好調な米国雇用統計で利下げ期待が弱まり、金と金関連株が下落

重要なポイント

  • 米国の雇用統計が予想以上に好調だったことを受けて、金価格は下落した。
  • 債券利回りは上昇し、トレーダーらは連邦準備制度理事会が9月に早期利下げを行うとの見方を縮小した。
  • 世界金協会のデータによると、北米の金ETFは5月に純流出を記録した。

金価格は金曜日、米国の雇用統計が予想よりも好調だったことを受けて、3%以上下落し、打撃を受けた。労働市場の好調さのニュースにより、連邦準備制度理事会がいつ利下げに動くかというトレーダーの予想が後退し、債券利回りが上昇して投資家にとって債券の魅力が高まった。

635億ドルのSPDRゴールド・トラスト(GLD)や289億ドルのiSharesゴールド・トラスト(IAU)など、実物の金を担保にした大型上場投資信託(ETF)は金価格の下落を反映し、3.6%下落した。

いくつかの金採掘会社の株価も下落したが、下落幅は大きかった。バリック・ゴールド(GOLD)株は6%以上下落し、ニューモント・コーポレーション(NEM)株は5%以上下落し、フリーポート・マクモラン(FCX)株は4%近く下落した。

堅調な労働市場と金利上昇で金の輝きが失われる

米労働市場の堅調さが続き、トレーダーらが連邦準備制度理事会が最初の利下げを延期すると予想したことから、金は下落した。金は利回りのない資産であるため、金利上昇の環境下では下落する。

金利が長期にわたって高止まりするとの見通しから債券利回りが上昇し、10年国債利回りは4.4%を超え、投資家にとってより魅力的な投資先となった。

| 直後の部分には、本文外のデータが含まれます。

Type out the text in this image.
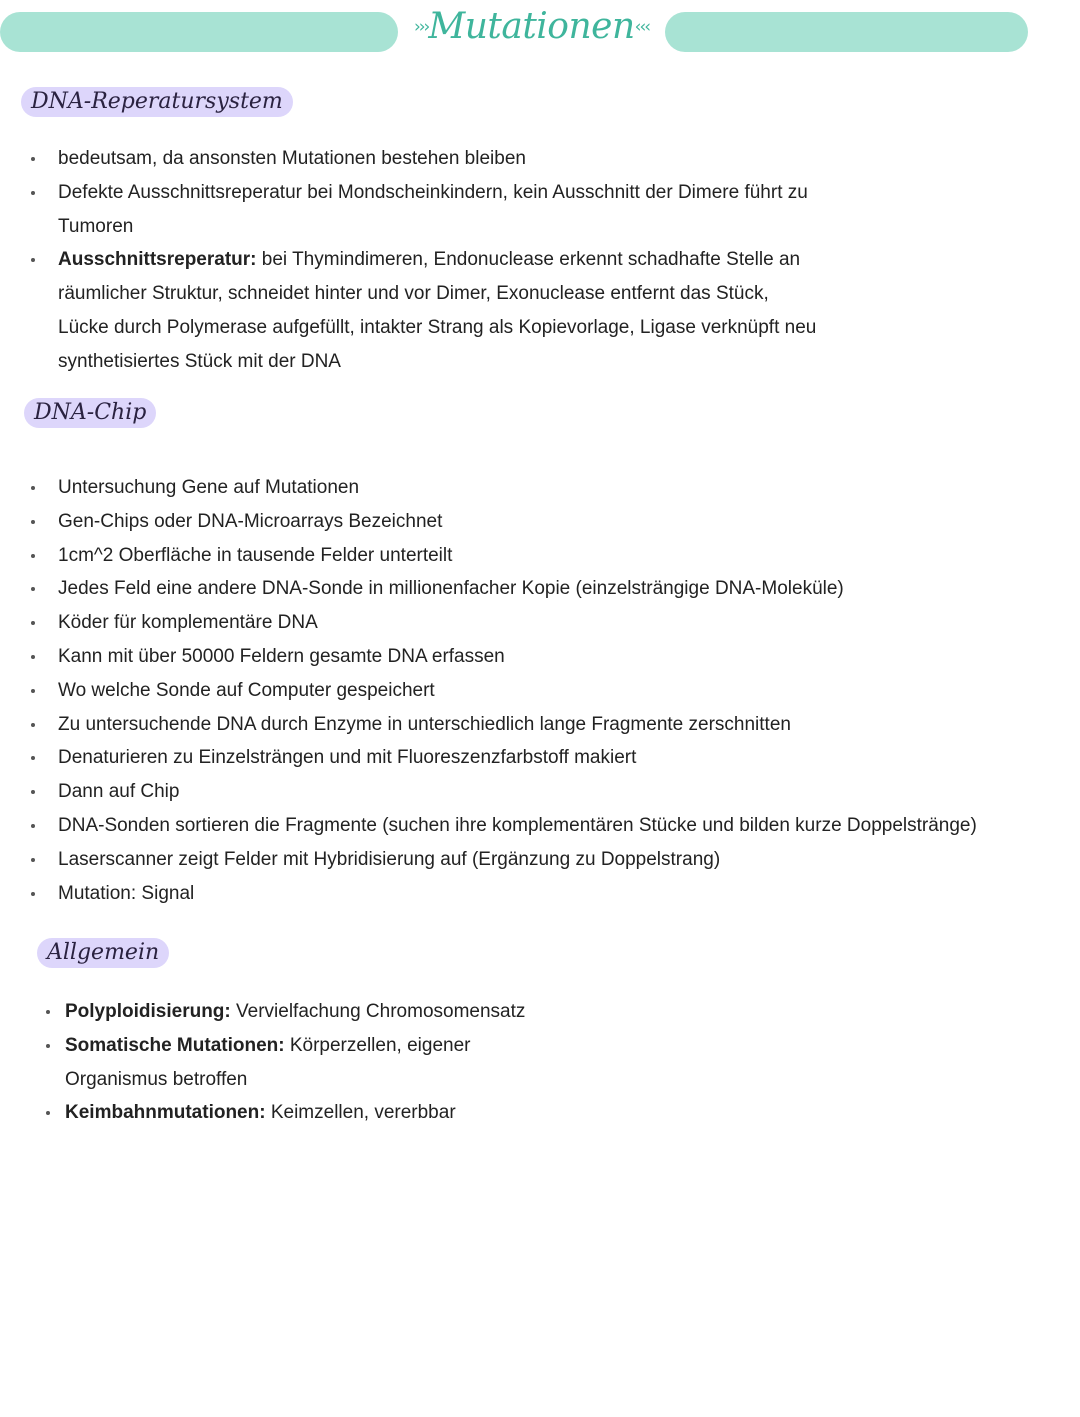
›››Mutationen‹‹‹
DNA-Reperatursystem
bedeutsam, da ansonsten Mutationen bestehen bleiben
Defekte Ausschnittsreperatur bei Mondscheinkindern, kein Ausschnitt der Dimere führt zu
Tumoren
Ausschnittsreperatur: bei Thymindimeren, Endonuclease erkennt schadhafte Stelle an
räumlicher Struktur, schneidet hinter und vor Dimer, Exonuclease entfernt das Stück,
Lücke durch Polymerase aufgefüllt, intakter Strang als Kopievorlage, Ligase verknüpft neu
synthetisiertes Stück mit der DNA
DNA-Chip
Untersuchung Gene auf Mutationen
Gen-Chips oder DNA-Microarrays Bezeichnet
1cm^2 Oberfläche in tausende Felder unterteilt
Jedes Feld eine andere DNA-Sonde in millionenfacher Kopie (einzelsträngige DNA-Moleküle)
Köder für komplementäre DNA
Kann mit über 50000 Feldern gesamte DNA erfassen
Wo welche Sonde auf Computer gespeichert
Zu untersuchende DNA durch Enzyme in unterschiedlich lange Fragmente zerschnitten
Denaturieren zu Einzelsträngen und mit Fluoreszenzfarbstoff makiert
Dann auf Chip
DNA-Sonden sortieren die Fragmente (suchen ihre komplementären Stücke und bilden kurze Doppelstränge)
Laserscanner zeigt Felder mit Hybridisierung auf (Ergänzung zu Doppelstrang)
Mutation: Signal
Allgemein
Polyploidisierung: Vervielfachung Chromosomensatz
Somatische Mutationen: Körperzellen, eigener
Organismus betroffen
Keimbahnmutationen: Keimzellen, vererbbar
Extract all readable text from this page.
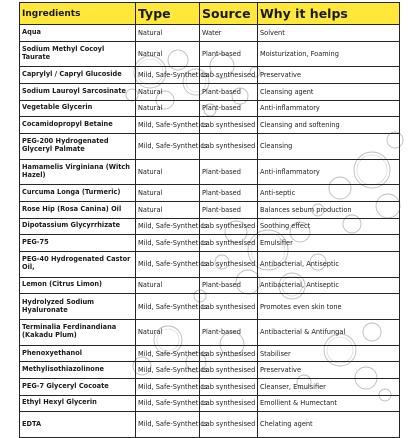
Ingredients	Type	Source	Why it helps
Aqua	Natural	Water	Solvent
Sodium Methyl Cocoyl Taurate	Natural	Plant-based	Moisturization, Foaming
Caprylyl / Capryl Glucoside	Mild, Safe-Synthetics	Lab synthesised	Preservative
Sodium Lauroyl Sarcosinate	Natural	Plant-based	Cleansing agent
Vegetable Glycerin	Natural	Plant-based	Anti-inflammatory
Cocamidopropyl Betaine	Mild, Safe-Synthetics	Lab synthesised	Cleansing and softening
PEG-200 Hydrogenated Glyceryl Palmate	Mild, Safe-Synthetics	Lab synthesised	Cleansing
Hamamelis Virginiana (Witch Hazel)	Natural	Plant-based	Anti-inflammatory
Curcuma Longa (Turmeric)	Natural	Plant-based	Anti-septic
Rose Hip (Rosa Canina) Oil	Natural	Plant-based	Balances sebum production
Dipotassium Glycyrrhizate	Mild, Safe-Synthetics	Lab synthesised	Soothing effect
PEG-75	Mild, Safe-Synthetics	Lab synthesised	Emulsifier
PEG-40 Hydrogenated Castor Oil,	Mild, Safe-Synthetics	Lab synthesised	Antibacterial, Antiseptic
Lemon (Citrus Limon)	Natural	Plant-based	Antibacterial, Antiseptic
Hydrolyzed Sodium Hyaluronate	Mild, Safe-Synthetics	Lab synthesised	Promotes even skin tone
Terminalia Ferdinandiana (Kakadu Plum)	Natural	Plant-based	Antibacterial & Antifungal
Phenoxyethanol	Mild, Safe-Synthetics	Lab synthesised	Stabiliser
Methylisothiazolinone	Mild, Safe-Synthetics	Lab synthesised	Preservative
PEG-7 Glyceryl Cocoate	Mild, Safe-Synthetics	Lab synthesised	Cleanser, Emulsifier
Ethyl Hexyl Glycerin	Mild, Safe-Synthetics	Lab synthesised	Emollient & Humectant
EDTA	Mild, Safe-Synthetics	Lab synthesised	Chelating agent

5月の北米の金上場投資信託からの純流出額も、投資家がより高いリターンを求めて他の資産に目を向けていることを示している。ワールド・ゴールド・カウンシル(WGC)のデータによると、2か月連続で流入額がプラスだった後、投資家は実質的に金上場投資信託から1億3900万ドルを引き揚げたことになる。

金価格に影響を与えるその他の要因

昨年から、金価格は、個人投資家がETFに失望する一方で、中央銀行、特に中国の中央銀行による購入により上昇傾向にあった。しかし、その傾向は反転の兆しを見せている。

最近のデータによると、中国は18か月連続で金地金の購入を中止しており、黄金に対する弱気な見方が強まっている。中央銀行は2023年に1,037トンの金を買い漁った。

米ドル高も投資家を遠ざけるもう一つの要因だ。

「ドル高の後の期間は歴史的に見て金にとって好調だった」とWGCは最近の論評で述べ、さらに、歴史上ドルが縮小した8つの期間を評価したところ、「こうした下落の平均期間はおよそ22カ月で、その間にドルは平均23%下落し、金は平均52%上昇した」と付け加えた。